I cannot confirm whether he's actually wearing tennis shoes
What's it about?
Tonight's nostalgic pic is "The Computer Wore Tennis Shoes" (Disney, 1969). Dean Higgins of Medfield College (Joe Flynn) has a bit of a money problem.
|It's actually unknown whether the college is low on funds or if Higgins is just a skinflint.|
So when the much more likable Professor Quigley (William Schallart) comes by proposing the college purchase a computer for its highly dubious student body led by the plucky (yet dense) Dexter Riley (a young Kurt Russell), well that's just ridiculous!
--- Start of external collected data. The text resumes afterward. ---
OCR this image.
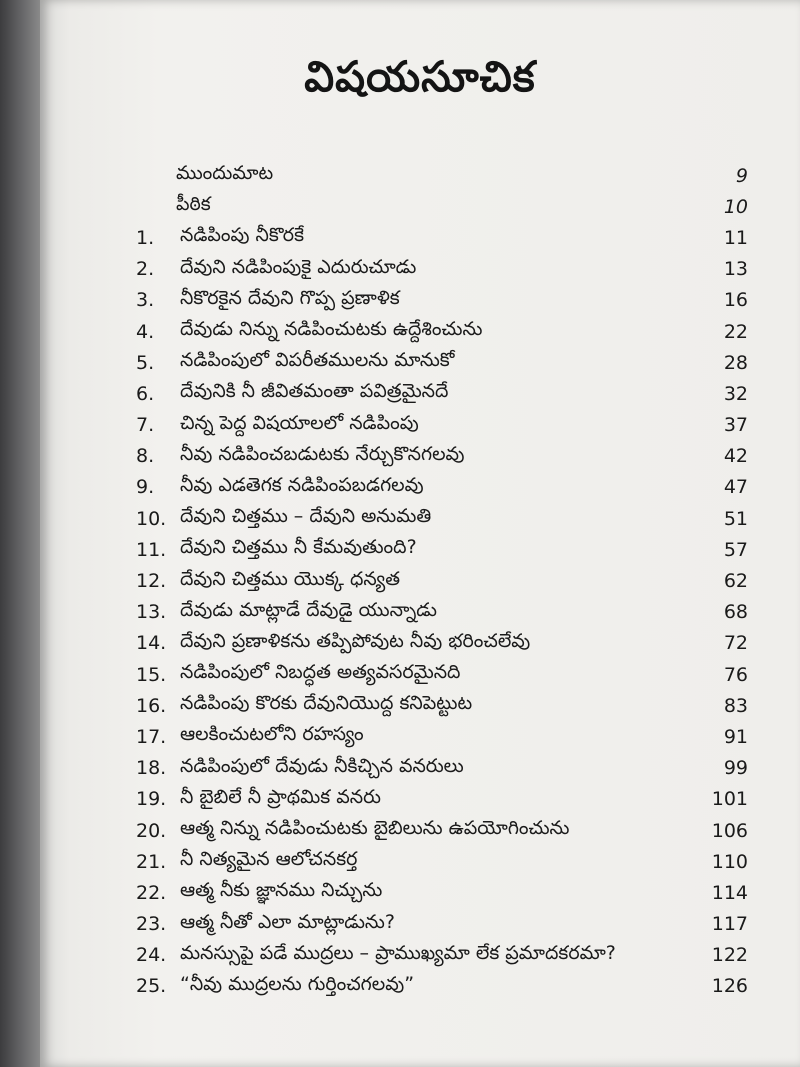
విషయసూచిక
ముందుమాట	9
పీఠిక	10
1.	నడిపింపు నీకొరకే	11
2.	దేవుని నడిపింపుకై ఎదురుచూడు	13
3.	నీకొరకైన దేవుని గొప్ప ప్రణాళిక	16
4.	దేవుడు నిన్ను నడిపించుటకు ఉద్దేశించును	22
5.	నడిపింపులో విపరీతములను మానుకో	28
6.	దేవునికి నీ జీవితమంతా పవిత్రమైనదే	32
7.	చిన్న పెద్ద విషయాలలో నడిపింపు	37
8.	నీవు నడిపించబడుటకు నేర్చుకొనగలవు	42
9.	నీవు ఎడతెగక నడిపింపబడగలవు	47
10. దేవుని చిత్తము – దేవుని అనుమతి	51
11. దేవుని చిత్తము నీ కేమవుతుంది?	57
12. దేవుని చిత్తము యొక్క ధన్యత	62
13. దేవుడు మాట్లాడే దేవుడై యున్నాడు	68
14. దేవుని ప్రణాళికను తప్పిపోవుట నీవు భరించలేవు	72
15. నడిపింపులో నిబద్ధత అత్యవసరమైనది	76
16. నడిపింపు కొరకు దేవునియొద్ద కనిపెట్టుట	83
17. ఆలకించుటలోని రహస్యం	91
18. నడిపింపులో దేవుడు నీకిచ్చిన వనరులు	99
19. నీ బైబిలే నీ ప్రాథమిక వనరు	101
20. ఆత్మ నిన్ను నడిపించుటకు బైబిలును ఉపయోగించును	106
21. నీ నిత్యమైన ఆలోచనకర్త	110
22. ఆత్మ నీకు జ్ఞానము నిచ్చును	114
23. ఆత్మ నీతో ఎలా మాట్లాడును?	117
24. మనస్సుపై పడే ముద్రలు – ప్రాముఖ్యమా లేక ప్రమాదకరమా?	122
25. “నీవు ముద్రలను గుర్తించగలవు”	126
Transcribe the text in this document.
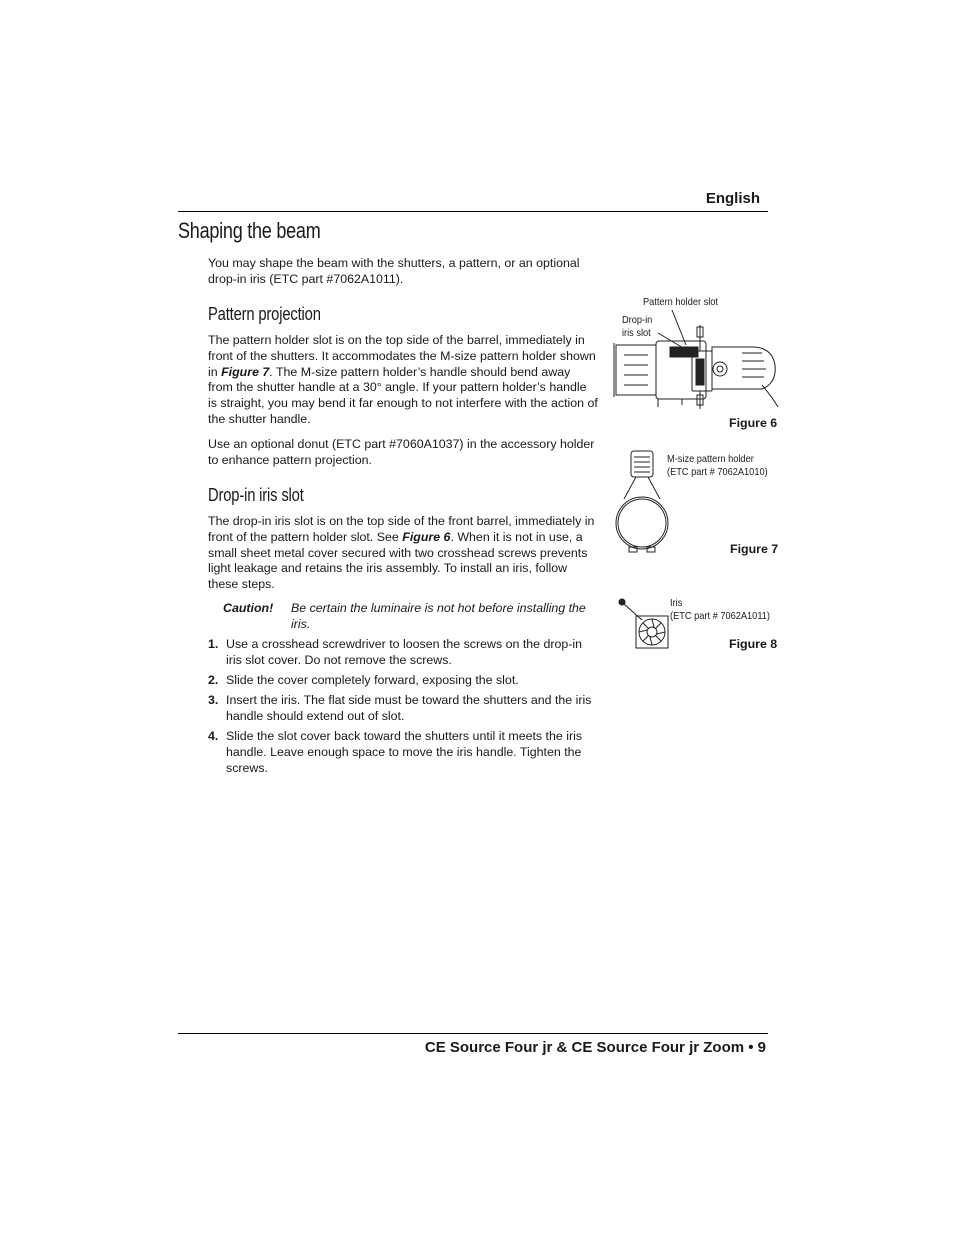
English
Shaping the beam

You may shape the beam with the shutters, a pattern, or an optional drop-in iris (ETC part #7062A1011).

Pattern projection

The pattern holder slot is on the top side of the barrel, immediately in front of the shutters. It accommodates the M-size pattern holder shown in Figure 7. The M-size pattern holder’s handle should bend away from the shutter handle at a 30° angle. If your pattern holder’s handle is straight, you may bend it far enough to not interfere with the action of the shutter handle.

Use an optional donut (ETC part #7060A1037) in the accessory holder to enhance pattern projection.

Drop-in iris slot

The drop-in iris slot is on the top side of the front barrel, immediately in front of the pattern holder slot. See Figure 6. When it is not in use, a small sheet metal cover secured with two crosshead screws prevents light leakage and retains the iris assembly. To install an iris, follow these steps.

Caution! Be certain the luminaire is not hot before installing the iris.
1. Use a crosshead screwdriver to loosen the screws on the drop-in iris slot cover. Do not remove the screws.
2. Slide the cover completely forward, exposing the slot.
3. Insert the iris. The flat side must be toward the shutters and the iris handle should extend out of slot.
4. Slide the slot cover back toward the shutters until it meets the iris handle. Leave enough space to move the iris handle. Tighten the screws.
Pattern holder slot
Drop-in
iris slot
Figure 6
M-size pattern holder
(ETC part # 7062A1010)
Figure 7
Iris
(ETC part # 7062A1011)
Figure 8
CE Source Four jr & CE Source Four jr Zoom • 9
|Pictured: The only altruistic adult in the film.|
|Dexter Riley isn't just likeable, he's a monster.|
Undeterred, Dexter uses his inside connection to local businessman and secret criminal A.J. Arno (Cesar Romero, who some might recognize as the first actor to take up the mantle of Batman villain "The Joker") to convince him to donate the $10,000.00 computer to the college… Which Arno does, after withholding his annual Medfield endowment of $20,000.00, much to the chagrin of Dean Higgins.
|"But what if... I didn't shave my mustache before putting on white makeup?"|
After installing the room-sized computer and giving a brief demonstration of its capabilities, Professor Quigley is mortified when it almost immediately breaks down (as they tend to do). While trying to repair the machine, Dexter is zapped, causing the computer to bond with his mind, creating a human capable of almost infinite learning potential.
|Pictured: Actual X-ray from the film, in case you were curious how serious it is.|
With his new super-brain, Dexter becomes a national celebrity that everyone wants a piece of. Will he remember who his friends are, or will he fall prey to the newfound confidence his abilities bring?
This is the first film in Disney's oft-forgot trilogy of Dexter Riley films (the other two are 1972's "Now You See Him, Now You Don't" and 1975's "The Strongest Man in the World"), and sets the tone for each of these goofy and lighthearted family friendly college films. There's no strong language, no nudity, and the only real adult themes explored are A.J. Arno's heavy-handed criminal underpinnings which are, expectedly, played for laughs.
|Also, one scene of VERY distracted driving with no consequences. Dexter is a monster.|
Problems, or just modern context?
Now, the obvious question is, had it aged well? And the obvious answer is, well… No. Most kids today cannot fathom having to switch a home computer on and off just to change programs (like we did back in my day) let alone that a computer with such limited functionality would cost the equivalent of a used Miata and take up an entire room. Of course, this too can be charming in and of itself, but the real appeal of this film are the incredibly silly character performances by the likes of Joe Flynn as Dean Higgins and his rival, state college Dean Collingsgood played with villainous aplomb by Alan Hewitt.
|He's depicted as the bad guy, but Collingsgood is really just a more successful version of Dean Higgins.|
The dopey college students provide a lot of the laughs, and there's a fair amount of slapstick and minor action sequences (including a memorable dune buggy chase near the end of the film).
|Despite the goofy nature of this film, these stunts look awfully dangerous.|
If you see a particularly weird-looking kid in Dexter's friend group with an odd straight but not-quite-bowl-cut hairdo, that's an early and rare live-action appearance of Frank Welker, who many people will know as the modern voice of Scooby-Doo and Fred Jones from "Scooby-Doo" cartoons, Megatron and Soundwave from the original "Transformers" cartoon, Curious George, various "Gremlins," and any of the other nearly 900 voice and acting credits he has on IMDB.
Basically, if you've seen a movie, played a video game, or watched TV in the last 50 or so years, you've either seen or heard him at some point. Just worth noting.
I like this film, but primarily because it falls into that time in my life when we would have movie days at my elementary schools, when the teachers would herd us into the cafeteria/gymnasium/auditorium room and show us a film that they ordered with the school's limited budget on an old reel-to-reel projector. They were always films like this (and indeed this exact film), which were old back when I was going to school but still felt fresh in our young minds. Its actual modern entertainment value is wholly debatable, and may not play with today's more sophisticated and special-effects hungry children.
Where can you see it?
"The Computer Wore Tennis Shoes" is currently streaming on Disney+. Its sequel, "Now You See Him, Now You Don't" is not, however, but it's sequel, "The Strongest Man in the World," (oddly) is.